In our study, rats treated with OTA+MEL had reduced levels of MDA and increased GPx activities in liver and kidney compared with OTA-treated rats (Baundrimont et al. 1994; Soyoz et al. 2004; Oz and Ilhan 2006). It is most likely that the ability of MEL to stimulate the synthesis of antioxidants enzyme may lead to reduction of MDA levels and increase the GPx.
CoQ10 can react with oxygen radicals, preventing direct damage to biomolecules and the initiation and propagation of lipid peroxidation (Dallner and Sindelar 2000; Navarro et al. 1999; Frei, Kim, and Ames 1990).
According to our related study, we found decreased levels of MDA in liver tissues in OTA+ CoQ10–treated rats when compared with OTA-treated rats, whereas GPx activities increased. Our results correlate with the finding of Farswan et al. (2005) and Upaganlawar et al. (2006) that the levels of MDA and GPx were not significantly changed in kidney. These results indicate that CoQ10 plays an important role in the antioxidant defense system for liver tissues.
Another purpose of this study is to determine the formation of liver and kidney fibrosis caused by OTA and evaluate to change during treatment with MEL and CoQ10. We measured Hyd levels as a marker of fibrotic degeneration. In the OTA+MEL–treated group, the levels of Hyd were decreased as compared to the OTA-treated group in the liver. MEL seems to be part of a defense mechanism that saves the organelles from the oxidative damage produced by OTA. In the OTA+CoQ10–treated rats, the levels of Hyd were not significantly changed in the kidney when compared with OTA-treated rats. In order for our group to explain in more detail the reasons why CoQ10 was not effective, more research is needed.

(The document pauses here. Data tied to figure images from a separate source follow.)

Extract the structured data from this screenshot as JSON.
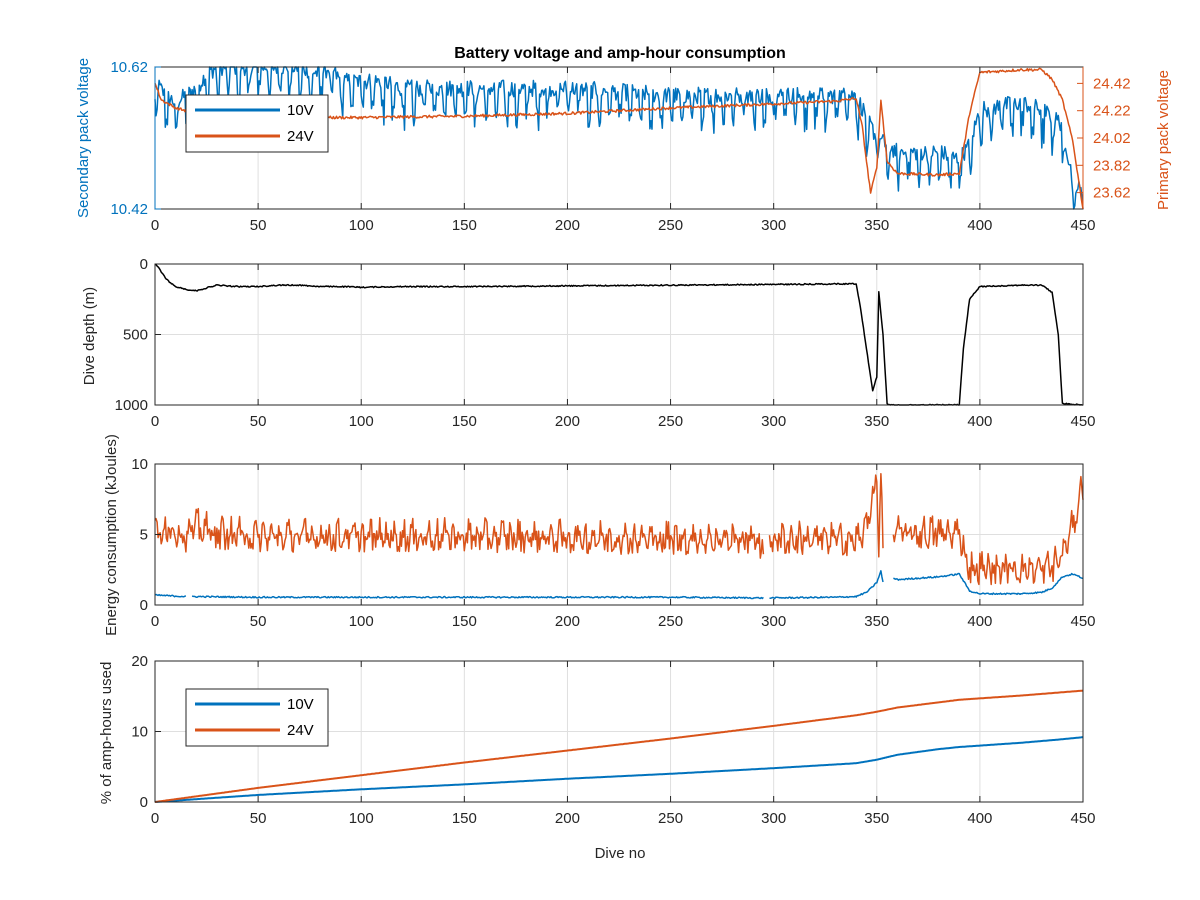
{
  "colors": {
    "blue": "#0072BD",
    "orange": "#D95319",
    "black": "#000000",
    "axis": "#262626",
    "grid": "#DFDFDF"
  },
  "chart_data": [
    {
      "id": "p1",
      "type": "line",
      "title": "Battery voltage and amp-hour consumption",
      "ylabel": "Secondary pack voltage",
      "ylabel_right": "Primary pack voltage",
      "xlim": [
        0,
        450
      ],
      "ylim": [
        10.42,
        10.62
      ],
      "ylim_right": [
        23.5,
        24.54
      ],
      "xticks": [
        0,
        50,
        100,
        150,
        200,
        250,
        300,
        350,
        400,
        450
      ],
      "yticks": [
        10.42,
        10.62
      ],
      "yticks_right": [
        23.62,
        23.82,
        24.02,
        24.22,
        24.42
      ],
      "grid": true,
      "legend": "top-left",
      "series": [
        {
          "name": "10V",
          "axis": "left",
          "color": "blue",
          "noise": {
            "period": 5,
            "dip": 0.05,
            "amp": 0.012
          },
          "x": [
            0,
            5,
            10,
            15,
            20,
            25,
            30,
            40,
            50,
            60,
            70,
            80,
            85,
            90,
            100,
            110,
            120,
            150,
            200,
            250,
            300,
            330,
            340,
            345,
            350,
            355,
            360,
            380,
            390,
            395,
            400,
            420,
            430,
            440,
            445,
            450
          ],
          "y": [
            10.6,
            10.58,
            10.57,
            10.58,
            10.59,
            10.61,
            10.62,
            10.62,
            10.62,
            10.62,
            10.62,
            10.61,
            10.62,
            10.6,
            10.6,
            10.6,
            10.59,
            10.59,
            10.59,
            10.58,
            10.58,
            10.58,
            10.58,
            10.55,
            10.52,
            10.51,
            10.5,
            10.5,
            10.49,
            10.51,
            10.56,
            10.57,
            10.56,
            10.54,
            10.46,
            10.44
          ]
        },
        {
          "name": "24V",
          "axis": "right",
          "color": "orange",
          "noise": {
            "period": 0,
            "dip": 0,
            "amp": 0.01
          },
          "x": [
            0,
            3,
            10,
            20,
            30,
            50,
            100,
            150,
            200,
            250,
            300,
            330,
            340,
            343,
            345,
            347,
            350,
            352,
            355,
            360,
            380,
            390,
            395,
            400,
            420,
            430,
            435,
            440,
            445,
            450
          ],
          "y": [
            24.42,
            24.3,
            24.24,
            24.2,
            24.18,
            24.17,
            24.17,
            24.18,
            24.2,
            24.24,
            24.27,
            24.29,
            24.31,
            24.1,
            23.85,
            23.62,
            23.8,
            24.3,
            23.85,
            23.76,
            23.75,
            23.76,
            24.2,
            24.5,
            24.52,
            24.52,
            24.45,
            24.3,
            24.0,
            23.5
          ]
        }
      ]
    },
    {
      "id": "p2",
      "type": "line",
      "ylabel": "Dive depth (m)",
      "xlim": [
        0,
        450
      ],
      "ylim": [
        0,
        1000
      ],
      "y_reversed": true,
      "xticks": [
        0,
        50,
        100,
        150,
        200,
        250,
        300,
        350,
        400,
        450
      ],
      "yticks": [
        0,
        500,
        1000
      ],
      "ytick_labels": [
        "0",
        "500",
        "1000"
      ],
      "grid": true,
      "series": [
        {
          "name": "",
          "color": "black",
          "noise": {
            "period": 0,
            "dip": 0,
            "amp": 4
          },
          "x": [
            0,
            2,
            5,
            8,
            10,
            15,
            20,
            25,
            30,
            40,
            50,
            60,
            70,
            80,
            90,
            100,
            120,
            150,
            200,
            250,
            300,
            340,
            342,
            345,
            348,
            350,
            351,
            353,
            355,
            356,
            390,
            392,
            395,
            400,
            420,
            430,
            435,
            438,
            440,
            445,
            450
          ],
          "y": [
            0,
            30,
            100,
            140,
            160,
            180,
            190,
            170,
            150,
            160,
            160,
            150,
            150,
            160,
            160,
            165,
            160,
            160,
            155,
            150,
            145,
            140,
            300,
            600,
            900,
            800,
            200,
            500,
            990,
            1000,
            1000,
            600,
            250,
            160,
            150,
            150,
            200,
            500,
            990,
            995,
            1000
          ]
        }
      ]
    },
    {
      "id": "p3",
      "type": "line",
      "ylabel": "Energy consumption (kJoules)",
      "xlim": [
        0,
        450
      ],
      "ylim": [
        0,
        10
      ],
      "xticks": [
        0,
        50,
        100,
        150,
        200,
        250,
        300,
        350,
        400,
        450
      ],
      "yticks": [
        0,
        5,
        10
      ],
      "grid": true,
      "series": [
        {
          "name": "10V",
          "color": "blue",
          "noise": {
            "period": 0,
            "dip": 0,
            "amp": 0.05
          },
          "x": [
            0,
            15,
            18,
            50,
            100,
            150,
            200,
            250,
            295,
            298,
            330,
            340,
            345,
            348,
            350,
            352,
            353,
            355,
            358,
            360,
            380,
            390,
            395,
            400,
            420,
            430,
            435,
            440,
            445,
            450
          ],
          "y": [
            0.7,
            0.6,
            0.6,
            0.55,
            0.55,
            0.55,
            0.55,
            0.55,
            0.5,
            0.5,
            0.55,
            0.6,
            0.9,
            1.3,
            1.6,
            2.4,
            1.6,
            1.5,
            1.9,
            1.8,
            2.0,
            2.2,
            1.0,
            0.8,
            0.8,
            0.9,
            1.2,
            2.0,
            2.2,
            1.9
          ],
          "gaps": [
            [
              15,
              18
            ],
            [
              295,
              298
            ],
            [
              353,
              358
            ]
          ]
        },
        {
          "name": "24V",
          "color": "orange",
          "noise": {
            "period": 4,
            "dip": 0,
            "amp": 0.8
          },
          "x": [
            0,
            5,
            10,
            15,
            20,
            30,
            50,
            100,
            150,
            200,
            250,
            290,
            295,
            300,
            330,
            340,
            344,
            347,
            350,
            351,
            352,
            353,
            355,
            358,
            360,
            380,
            390,
            393,
            395,
            400,
            420,
            430,
            435,
            440,
            445,
            450
          ],
          "y": [
            4.8,
            5.5,
            5.2,
            4.8,
            5.5,
            5.0,
            4.8,
            4.8,
            4.8,
            4.7,
            4.6,
            4.6,
            4.2,
            4.6,
            4.6,
            4.5,
            5.0,
            7.0,
            9.0,
            3.5,
            9.5,
            3.5,
            5.2,
            5.2,
            5.0,
            5.0,
            5.0,
            3.5,
            2.5,
            2.5,
            2.5,
            2.5,
            2.6,
            3.5,
            5.5,
            8.5
          ],
          "gaps": [
            [
              295,
              298
            ],
            [
              353,
              358
            ]
          ]
        }
      ]
    },
    {
      "id": "p4",
      "type": "line",
      "ylabel": "% of amp-hours used",
      "xlabel": "Dive no",
      "xlim": [
        0,
        450
      ],
      "ylim": [
        0,
        20
      ],
      "xticks": [
        0,
        50,
        100,
        150,
        200,
        250,
        300,
        350,
        400,
        450
      ],
      "yticks": [
        0,
        10,
        20
      ],
      "grid": true,
      "legend": "top-left",
      "series": [
        {
          "name": "10V",
          "color": "blue",
          "noise": {
            "period": 0,
            "dip": 0,
            "amp": 0
          },
          "x": [
            0,
            50,
            100,
            150,
            200,
            250,
            300,
            340,
            350,
            360,
            380,
            390,
            400,
            420,
            440,
            450
          ],
          "y": [
            0,
            1.0,
            1.8,
            2.5,
            3.3,
            4.0,
            4.8,
            5.5,
            6.0,
            6.7,
            7.5,
            7.8,
            8.0,
            8.4,
            8.9,
            9.2
          ]
        },
        {
          "name": "24V",
          "color": "orange",
          "noise": {
            "period": 0,
            "dip": 0,
            "amp": 0
          },
          "x": [
            0,
            50,
            100,
            150,
            200,
            250,
            300,
            340,
            350,
            360,
            390,
            400,
            420,
            450
          ],
          "y": [
            0,
            2.0,
            3.8,
            5.6,
            7.3,
            9.0,
            10.8,
            12.3,
            12.8,
            13.4,
            14.5,
            14.7,
            15.1,
            15.8
          ]
        }
      ]
    }
  ]
}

In conclusion, our study shows that an increase in MDA and hydroxyproline was associated with a decrease of GPx activities and significant histopathologic changes were found in the kidney and liver tissue of rats treated with OTA. From the above observations we can conclude OTA induced structural tissue damage in liver and kidney and administration of melatonin together with OTA significantly reversed the effects caused by the toxin alone, supporting the hypothesis that OTA toxicity may be reduced by using antioxidant agents such as melatonin. Melatonin therapy may be more effective than CoQ10 therapy alone. Thus, clinical application of melatonin as therapy should be considered in cases of ochratoxicolosis.